The Origin of Colorado State University

By Coleman Cornelius and Mark Luebker

Abe Lincoln

July 2, 1862

Land-grant Act: President Abraham Lincoln signs the Morrill Act. It provides states with public lands whose use and sale will fund colleges of agriculture and the mechanical arts to educate “the industrial classes.”

Harris Stratton

1868

College Envisioned: Local settler Harris Stratton, a territorial legislator, conceives of an agricultural college in Fort Collins.

Edward M. McCook

1870

Official Founding: Territorial Gov. Edward M. McCook signs the act that formally establishes the State Agricultural College of Colorado in Fort Collins. On Feb. 11, 2020, Colorado State will mark its 150th anniversary; sesquicentennial celebrations run throughout the 2019-2020 academic year.

claim shanty

1874

Claim Building: Locals construct a 16-by-24-foot brick structure at the corner of College Avenue and Laurel Street as evidence of good-faith plans to locate a college in Fort Collins. Five landowners and a Larimer County land company donated a total of 240 acres for use as the college site. (The donated land is different from acreage granted through the Morrill Act.)

Aug. 1, 1876

Statehood: Colorado becomes the 38th state. Now, it’s eligible to receive public lands to fund a college.

Old Main

July 27, 1878

Main Building: A cornerstone ceremony starts construction of the Main College Building near College Avenue and Laurel Street. It cost $8,800.
At first, it housed everything: classrooms, offices, and student and faculty rooms.
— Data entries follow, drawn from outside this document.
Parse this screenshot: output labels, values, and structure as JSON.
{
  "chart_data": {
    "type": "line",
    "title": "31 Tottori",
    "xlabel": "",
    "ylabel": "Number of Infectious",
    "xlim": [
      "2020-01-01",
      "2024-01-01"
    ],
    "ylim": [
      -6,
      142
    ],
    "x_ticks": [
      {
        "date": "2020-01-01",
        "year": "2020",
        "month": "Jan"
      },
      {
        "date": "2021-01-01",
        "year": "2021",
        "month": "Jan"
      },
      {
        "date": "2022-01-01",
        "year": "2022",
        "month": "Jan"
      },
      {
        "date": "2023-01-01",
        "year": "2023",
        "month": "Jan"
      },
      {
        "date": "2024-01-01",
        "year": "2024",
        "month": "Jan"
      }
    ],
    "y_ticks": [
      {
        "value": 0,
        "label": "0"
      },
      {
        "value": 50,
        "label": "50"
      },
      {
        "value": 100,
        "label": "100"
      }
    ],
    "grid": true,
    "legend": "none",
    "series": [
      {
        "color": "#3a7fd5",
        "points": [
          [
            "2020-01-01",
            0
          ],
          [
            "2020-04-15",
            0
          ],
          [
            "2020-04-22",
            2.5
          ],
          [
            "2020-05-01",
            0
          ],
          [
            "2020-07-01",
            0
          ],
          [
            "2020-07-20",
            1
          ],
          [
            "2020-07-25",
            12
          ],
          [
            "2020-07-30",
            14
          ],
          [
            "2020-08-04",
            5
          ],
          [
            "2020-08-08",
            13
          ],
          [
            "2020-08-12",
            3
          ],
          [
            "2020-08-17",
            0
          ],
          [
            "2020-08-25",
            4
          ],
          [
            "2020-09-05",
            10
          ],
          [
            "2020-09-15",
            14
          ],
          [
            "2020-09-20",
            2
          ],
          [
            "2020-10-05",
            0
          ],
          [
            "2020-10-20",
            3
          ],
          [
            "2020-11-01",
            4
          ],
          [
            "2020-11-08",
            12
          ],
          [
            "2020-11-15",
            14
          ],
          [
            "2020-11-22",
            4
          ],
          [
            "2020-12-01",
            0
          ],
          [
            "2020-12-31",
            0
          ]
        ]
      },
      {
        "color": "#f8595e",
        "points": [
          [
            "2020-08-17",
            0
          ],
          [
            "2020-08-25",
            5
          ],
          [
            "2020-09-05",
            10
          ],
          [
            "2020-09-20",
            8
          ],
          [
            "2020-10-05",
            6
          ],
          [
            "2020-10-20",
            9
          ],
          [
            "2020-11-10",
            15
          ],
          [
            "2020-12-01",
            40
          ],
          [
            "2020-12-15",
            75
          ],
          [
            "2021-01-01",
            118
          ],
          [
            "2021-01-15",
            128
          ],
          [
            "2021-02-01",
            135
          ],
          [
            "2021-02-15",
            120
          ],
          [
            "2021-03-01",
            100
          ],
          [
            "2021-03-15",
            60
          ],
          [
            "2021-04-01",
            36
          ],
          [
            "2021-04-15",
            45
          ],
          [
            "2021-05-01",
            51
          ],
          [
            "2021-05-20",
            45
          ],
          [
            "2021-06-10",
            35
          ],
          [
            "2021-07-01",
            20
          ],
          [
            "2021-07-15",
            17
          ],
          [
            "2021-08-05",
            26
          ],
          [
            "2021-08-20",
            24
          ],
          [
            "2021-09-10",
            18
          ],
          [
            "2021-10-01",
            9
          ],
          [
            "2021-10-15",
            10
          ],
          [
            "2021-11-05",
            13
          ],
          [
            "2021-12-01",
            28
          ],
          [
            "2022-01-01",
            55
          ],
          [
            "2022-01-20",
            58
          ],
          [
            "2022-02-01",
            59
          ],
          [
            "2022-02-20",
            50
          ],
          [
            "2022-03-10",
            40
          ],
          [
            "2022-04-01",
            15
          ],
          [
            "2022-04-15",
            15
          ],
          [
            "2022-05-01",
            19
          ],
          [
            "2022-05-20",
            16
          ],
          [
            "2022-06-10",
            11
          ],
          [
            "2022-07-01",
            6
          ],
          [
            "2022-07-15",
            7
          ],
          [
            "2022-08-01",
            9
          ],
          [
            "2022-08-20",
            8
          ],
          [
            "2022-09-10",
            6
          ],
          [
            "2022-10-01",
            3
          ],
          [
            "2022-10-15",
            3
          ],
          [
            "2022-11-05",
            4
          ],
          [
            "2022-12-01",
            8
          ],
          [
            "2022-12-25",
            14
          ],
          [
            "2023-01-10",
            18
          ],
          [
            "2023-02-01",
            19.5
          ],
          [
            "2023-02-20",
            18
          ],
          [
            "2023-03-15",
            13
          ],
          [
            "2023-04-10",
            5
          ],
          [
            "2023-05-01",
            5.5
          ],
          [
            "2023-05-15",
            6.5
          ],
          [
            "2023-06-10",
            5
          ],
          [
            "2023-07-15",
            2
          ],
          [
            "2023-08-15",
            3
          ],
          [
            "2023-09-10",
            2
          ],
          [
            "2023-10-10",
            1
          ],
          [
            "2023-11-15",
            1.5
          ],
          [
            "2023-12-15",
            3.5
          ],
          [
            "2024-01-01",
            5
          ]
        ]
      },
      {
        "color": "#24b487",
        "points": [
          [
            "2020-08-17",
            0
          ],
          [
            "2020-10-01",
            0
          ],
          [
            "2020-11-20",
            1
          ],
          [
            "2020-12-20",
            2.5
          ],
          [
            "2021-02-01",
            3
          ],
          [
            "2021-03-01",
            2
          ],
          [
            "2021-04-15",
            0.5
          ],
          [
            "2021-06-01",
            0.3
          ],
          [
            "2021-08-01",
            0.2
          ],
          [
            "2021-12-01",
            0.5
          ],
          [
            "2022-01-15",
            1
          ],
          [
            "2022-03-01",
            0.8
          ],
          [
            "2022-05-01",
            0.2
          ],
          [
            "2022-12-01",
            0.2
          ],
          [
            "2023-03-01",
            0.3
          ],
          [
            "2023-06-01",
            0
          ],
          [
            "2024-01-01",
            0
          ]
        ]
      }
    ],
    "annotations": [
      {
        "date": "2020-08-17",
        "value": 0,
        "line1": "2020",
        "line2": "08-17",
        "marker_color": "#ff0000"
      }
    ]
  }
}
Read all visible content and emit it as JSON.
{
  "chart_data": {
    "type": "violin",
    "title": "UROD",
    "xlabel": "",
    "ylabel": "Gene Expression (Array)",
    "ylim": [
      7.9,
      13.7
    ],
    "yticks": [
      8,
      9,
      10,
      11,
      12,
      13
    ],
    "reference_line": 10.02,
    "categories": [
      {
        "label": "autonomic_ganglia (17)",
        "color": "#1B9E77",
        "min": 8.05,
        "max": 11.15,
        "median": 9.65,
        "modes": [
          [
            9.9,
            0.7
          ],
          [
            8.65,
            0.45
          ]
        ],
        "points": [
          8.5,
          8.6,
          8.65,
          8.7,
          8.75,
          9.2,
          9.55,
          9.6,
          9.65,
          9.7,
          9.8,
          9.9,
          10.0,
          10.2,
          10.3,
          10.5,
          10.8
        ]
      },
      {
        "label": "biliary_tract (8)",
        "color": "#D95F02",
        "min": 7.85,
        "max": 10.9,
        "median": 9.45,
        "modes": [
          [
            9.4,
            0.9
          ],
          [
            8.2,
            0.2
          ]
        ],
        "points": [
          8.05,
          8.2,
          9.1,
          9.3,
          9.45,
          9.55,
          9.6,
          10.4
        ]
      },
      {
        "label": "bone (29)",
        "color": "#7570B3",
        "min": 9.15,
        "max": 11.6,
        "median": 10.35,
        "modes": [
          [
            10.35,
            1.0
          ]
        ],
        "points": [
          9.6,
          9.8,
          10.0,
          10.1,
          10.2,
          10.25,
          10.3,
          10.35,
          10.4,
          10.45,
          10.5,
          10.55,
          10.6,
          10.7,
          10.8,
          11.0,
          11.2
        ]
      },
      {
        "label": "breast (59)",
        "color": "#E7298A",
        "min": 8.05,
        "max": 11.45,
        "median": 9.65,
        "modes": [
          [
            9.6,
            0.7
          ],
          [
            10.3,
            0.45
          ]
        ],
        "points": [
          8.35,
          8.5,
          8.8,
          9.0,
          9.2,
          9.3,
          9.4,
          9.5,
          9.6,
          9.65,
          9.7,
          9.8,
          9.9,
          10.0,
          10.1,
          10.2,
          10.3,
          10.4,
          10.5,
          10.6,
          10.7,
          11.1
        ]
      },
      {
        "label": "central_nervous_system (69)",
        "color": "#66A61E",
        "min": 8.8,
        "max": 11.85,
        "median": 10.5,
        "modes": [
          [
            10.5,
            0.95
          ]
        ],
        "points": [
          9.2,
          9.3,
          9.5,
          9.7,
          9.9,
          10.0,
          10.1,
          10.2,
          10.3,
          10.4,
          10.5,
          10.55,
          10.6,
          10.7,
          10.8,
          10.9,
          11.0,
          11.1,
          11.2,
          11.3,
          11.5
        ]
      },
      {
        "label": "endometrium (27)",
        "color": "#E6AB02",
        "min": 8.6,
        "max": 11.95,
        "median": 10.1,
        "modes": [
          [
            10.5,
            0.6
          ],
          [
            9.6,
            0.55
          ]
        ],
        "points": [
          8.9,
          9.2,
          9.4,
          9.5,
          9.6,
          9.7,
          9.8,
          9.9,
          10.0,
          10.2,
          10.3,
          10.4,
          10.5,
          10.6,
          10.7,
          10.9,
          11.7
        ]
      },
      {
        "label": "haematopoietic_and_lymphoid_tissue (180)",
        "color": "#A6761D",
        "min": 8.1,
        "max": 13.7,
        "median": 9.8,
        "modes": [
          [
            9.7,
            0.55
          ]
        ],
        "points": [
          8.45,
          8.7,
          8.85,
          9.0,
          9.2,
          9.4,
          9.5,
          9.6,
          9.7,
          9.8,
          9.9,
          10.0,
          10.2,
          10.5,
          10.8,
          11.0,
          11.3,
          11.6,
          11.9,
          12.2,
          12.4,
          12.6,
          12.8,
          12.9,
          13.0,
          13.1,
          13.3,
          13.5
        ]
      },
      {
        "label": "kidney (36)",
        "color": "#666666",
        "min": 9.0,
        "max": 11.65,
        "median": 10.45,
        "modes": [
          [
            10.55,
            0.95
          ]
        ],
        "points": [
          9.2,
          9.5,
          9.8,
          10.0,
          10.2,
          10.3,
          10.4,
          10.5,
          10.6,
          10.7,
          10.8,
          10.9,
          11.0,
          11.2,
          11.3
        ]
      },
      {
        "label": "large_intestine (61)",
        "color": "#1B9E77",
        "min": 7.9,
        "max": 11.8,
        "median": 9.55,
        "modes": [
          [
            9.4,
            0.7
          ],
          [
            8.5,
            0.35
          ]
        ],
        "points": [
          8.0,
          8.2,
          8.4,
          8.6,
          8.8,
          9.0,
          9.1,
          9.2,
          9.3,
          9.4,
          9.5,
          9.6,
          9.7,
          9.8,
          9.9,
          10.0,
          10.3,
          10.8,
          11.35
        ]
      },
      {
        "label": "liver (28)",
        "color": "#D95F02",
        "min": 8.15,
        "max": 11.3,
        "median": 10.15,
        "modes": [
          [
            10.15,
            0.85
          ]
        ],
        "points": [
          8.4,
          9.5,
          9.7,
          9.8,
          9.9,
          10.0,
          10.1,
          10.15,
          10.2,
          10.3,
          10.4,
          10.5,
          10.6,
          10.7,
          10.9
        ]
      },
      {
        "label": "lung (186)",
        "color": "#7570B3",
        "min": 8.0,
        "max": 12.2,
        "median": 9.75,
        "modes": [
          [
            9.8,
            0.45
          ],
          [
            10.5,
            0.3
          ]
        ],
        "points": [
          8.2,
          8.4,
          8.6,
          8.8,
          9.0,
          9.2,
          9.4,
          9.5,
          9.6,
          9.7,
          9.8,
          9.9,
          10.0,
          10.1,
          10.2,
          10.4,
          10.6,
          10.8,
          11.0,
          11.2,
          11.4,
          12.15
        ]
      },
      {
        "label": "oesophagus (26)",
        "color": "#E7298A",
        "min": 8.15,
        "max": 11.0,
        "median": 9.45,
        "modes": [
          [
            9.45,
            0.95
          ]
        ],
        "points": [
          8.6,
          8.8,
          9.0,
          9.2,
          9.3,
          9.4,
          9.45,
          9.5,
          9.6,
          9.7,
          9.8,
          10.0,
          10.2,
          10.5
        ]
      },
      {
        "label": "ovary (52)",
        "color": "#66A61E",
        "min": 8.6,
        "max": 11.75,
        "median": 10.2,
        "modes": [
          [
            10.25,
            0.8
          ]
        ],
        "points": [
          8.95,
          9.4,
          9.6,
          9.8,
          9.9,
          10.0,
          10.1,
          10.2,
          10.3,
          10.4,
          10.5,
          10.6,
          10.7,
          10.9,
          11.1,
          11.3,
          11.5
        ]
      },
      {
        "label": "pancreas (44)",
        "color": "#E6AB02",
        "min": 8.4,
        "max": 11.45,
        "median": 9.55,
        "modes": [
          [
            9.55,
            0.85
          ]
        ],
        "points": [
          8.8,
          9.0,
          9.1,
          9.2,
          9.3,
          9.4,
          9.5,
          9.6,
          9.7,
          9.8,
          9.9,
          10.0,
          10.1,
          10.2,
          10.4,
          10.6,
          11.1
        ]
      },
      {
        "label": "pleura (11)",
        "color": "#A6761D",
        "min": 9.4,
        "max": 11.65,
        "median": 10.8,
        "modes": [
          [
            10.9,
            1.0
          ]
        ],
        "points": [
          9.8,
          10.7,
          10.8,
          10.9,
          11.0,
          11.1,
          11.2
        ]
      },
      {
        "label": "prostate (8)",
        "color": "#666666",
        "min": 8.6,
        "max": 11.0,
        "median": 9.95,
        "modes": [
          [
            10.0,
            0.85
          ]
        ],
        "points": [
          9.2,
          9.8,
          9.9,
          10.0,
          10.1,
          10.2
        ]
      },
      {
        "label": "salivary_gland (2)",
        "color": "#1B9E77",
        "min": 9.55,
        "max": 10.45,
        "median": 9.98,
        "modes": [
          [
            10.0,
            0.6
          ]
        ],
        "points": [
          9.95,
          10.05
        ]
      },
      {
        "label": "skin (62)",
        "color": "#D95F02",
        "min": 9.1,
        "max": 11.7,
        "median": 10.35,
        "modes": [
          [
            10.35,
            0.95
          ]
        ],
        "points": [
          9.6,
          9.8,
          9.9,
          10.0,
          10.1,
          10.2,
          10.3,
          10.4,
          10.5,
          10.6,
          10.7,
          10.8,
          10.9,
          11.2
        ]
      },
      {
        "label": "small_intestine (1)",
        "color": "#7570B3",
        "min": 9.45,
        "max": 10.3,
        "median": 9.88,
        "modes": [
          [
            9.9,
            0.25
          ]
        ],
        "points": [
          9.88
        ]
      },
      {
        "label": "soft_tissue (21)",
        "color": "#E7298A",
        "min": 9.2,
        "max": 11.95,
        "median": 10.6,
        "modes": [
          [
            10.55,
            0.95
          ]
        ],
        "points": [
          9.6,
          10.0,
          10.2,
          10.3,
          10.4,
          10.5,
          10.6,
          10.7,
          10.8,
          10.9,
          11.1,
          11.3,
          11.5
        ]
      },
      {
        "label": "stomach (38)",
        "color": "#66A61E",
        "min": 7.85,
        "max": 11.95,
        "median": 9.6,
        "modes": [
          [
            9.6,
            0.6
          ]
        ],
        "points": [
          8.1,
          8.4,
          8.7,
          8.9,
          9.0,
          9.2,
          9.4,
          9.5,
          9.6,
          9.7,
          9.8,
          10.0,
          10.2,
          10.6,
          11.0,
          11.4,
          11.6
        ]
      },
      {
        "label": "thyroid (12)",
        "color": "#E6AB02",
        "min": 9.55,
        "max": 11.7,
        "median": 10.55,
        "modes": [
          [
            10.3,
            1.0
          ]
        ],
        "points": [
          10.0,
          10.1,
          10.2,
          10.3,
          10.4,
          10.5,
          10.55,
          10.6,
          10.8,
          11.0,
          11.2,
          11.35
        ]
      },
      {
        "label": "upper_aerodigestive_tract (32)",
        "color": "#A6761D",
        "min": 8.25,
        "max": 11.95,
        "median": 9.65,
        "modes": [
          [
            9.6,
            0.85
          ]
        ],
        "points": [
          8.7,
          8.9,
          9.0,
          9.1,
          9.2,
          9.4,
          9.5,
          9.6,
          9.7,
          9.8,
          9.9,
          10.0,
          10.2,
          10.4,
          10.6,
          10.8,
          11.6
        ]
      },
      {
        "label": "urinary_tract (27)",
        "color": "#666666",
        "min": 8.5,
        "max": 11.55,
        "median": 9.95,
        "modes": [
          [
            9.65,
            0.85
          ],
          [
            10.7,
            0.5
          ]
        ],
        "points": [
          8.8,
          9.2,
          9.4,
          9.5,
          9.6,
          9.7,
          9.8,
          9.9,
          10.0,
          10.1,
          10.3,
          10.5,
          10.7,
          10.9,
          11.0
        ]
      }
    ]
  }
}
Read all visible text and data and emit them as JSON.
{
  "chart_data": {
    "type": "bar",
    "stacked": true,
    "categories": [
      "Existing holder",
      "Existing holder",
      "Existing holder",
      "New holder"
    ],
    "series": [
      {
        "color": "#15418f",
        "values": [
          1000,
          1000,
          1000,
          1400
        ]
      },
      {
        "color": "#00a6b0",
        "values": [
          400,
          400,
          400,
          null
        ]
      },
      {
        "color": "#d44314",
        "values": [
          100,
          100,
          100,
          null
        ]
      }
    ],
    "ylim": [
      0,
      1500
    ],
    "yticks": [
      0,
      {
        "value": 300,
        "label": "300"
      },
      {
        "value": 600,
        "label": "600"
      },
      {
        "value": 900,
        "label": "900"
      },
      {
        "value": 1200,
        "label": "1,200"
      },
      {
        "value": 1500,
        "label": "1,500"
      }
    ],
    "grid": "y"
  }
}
Later called Old Main, the building was between Spruce Hall and the Glenn Morris Field House; it was destroyed by fire in 1970.

students

Sept. 1, 1879

Classes Start: The State Agricultural College of Colorado opens its doors, initially offering preparatory classes before students move into rigorous college studies. Just a few students enroll, but the number quickly expands to several dozen.

Libbie Coy

June 5, 1884

First Commencement: The first three students graduate with bachelor’s degrees: Libbie Coy, left, George H. Glover, and Leonidas “Lon” Loomis. They establish the University alumni association. Coy is hired as a college instructor and becomes a pillar of the campus and community; Glover establishes the college veterinary program and grows into a statewide veterinary leader; and Loomis becomes a successful area farmer.